Create data-set for the mixed-level analysis
ms_proportion_trials <- d %>%
filter (t >= -4000 & t <= 120) %>%
group_by(trial_num, subid, lab) %>%
summarise(mean_target = mean(aoi == "target", na.rm = TRUE),
sem_target = sd(aoi == "target", na.rm = TRUE) / sqrt(length(!is.na(aoi))),
mean_distractor = mean(aoi == "distractor", na.rm = TRUE),
sem_distractor = sd(aoi == "distractor", na.rm = TRUE) / sqrt(length(!is.na(aoi))),
up_ci_target = mean_target + (sem_target * 1.96),
low_ci_target = mean_target - (sem_target * 1.96),
up_ci_distractor = mean_distractor + (sem_distractor * 1.96),
low_ci_distractor = mean_distractor - (sem_distractor * 1.96)) %>%
mutate(proportion_to_target = mean_target / (mean_target + mean_distractor))
Mixed-level analysis for diff-score analysis
Note that technically we had 68 participants, but this analysis was based on 63 kids because not all kids looked at either target/distractor between -4000 ms to 120 ms (i.e., they either looked away (missing data) or looked at other parts of the screen (other))

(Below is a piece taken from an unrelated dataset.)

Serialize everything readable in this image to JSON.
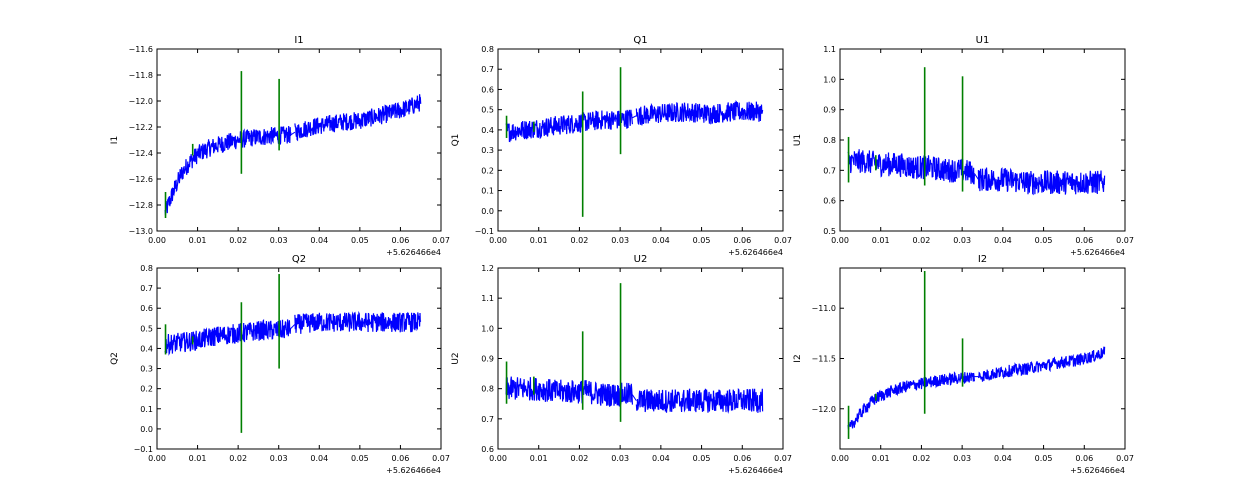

# Lmer_originally, I tried the following but it didn't converge: lmer(proportion_to_target ~ trial_num + + (1|lab) + (trial_num|subid), data = ms_proportion_trials), so I changed the model to a simpler one below
prop_model <- lmer(proportion_to_target ~ trial_num + (1|subid), data = ms_proportion_trials)
summary(prop_model)
## Linear mixed model fit by REML. t-tests use Satterthwaite's method [
## lmerModLmerTest]
## Formula: proportion_to_target ~ trial_num + (1 | subid)
## Data: ms_proportion_trials
##
## REML criterion at convergence: 372.5
##
## Scaled residuals:
## Min 1Q Median 3Q Max
## -2.1939 -0.6319 0.3596 0.8207 1.1991
##
## Random effects:
## Groups Name Variance Std.Dev.
## subid (Intercept) 0.004365 0.06607
## Residual 0.117512 0.34280
## Number of obs: 494, groups: subid, 63
##
## Fixed effects:
## Estimate Std. Error df t value Pr(>|t|)
## (Intercept) 0.752455 0.034608 406.548470 21.74 <2e-16 ***
## trial_num -0.014235 0.006746 441.916651 -2.11 0.0354 *
## ---
## Signif. codes: 0 '***' 0.001 '**' 0.01 '*' 0.05 '.' 0.1 ' ' 1
##
## Correlation of Fixed Effects:
## (Intr)
## trial_num -0.860
# did a linear hypothesis test to see if the intercept of the prop_model is signficantly higher than chance level (0.5)
linearHypothesis(prop_model, "(Intercept) = 0.5")
## Linear hypothesis test
##
## Hypothesis:
## (Intercept) = 0.5
##
## Model 1: restricted model
## Model 2: proportion_to_target ~ trial_num + (1 | subid)
##
## Df Chisq Pr(>Chisq)
## 1
## 2 1 53.212 2.995e-13 ***
## ---
## Signif. codes: 0 '***' 0.001 '**' 0.01 '*' 0.05 '.' 0.1 ' ' 1
# the linear hypothesis test is also confirmed by calculating the z score of this intercept, I used the coefficient and the sd of the random intercept
z_intercept <- 0.7525/0.066 #much higher than 1.96,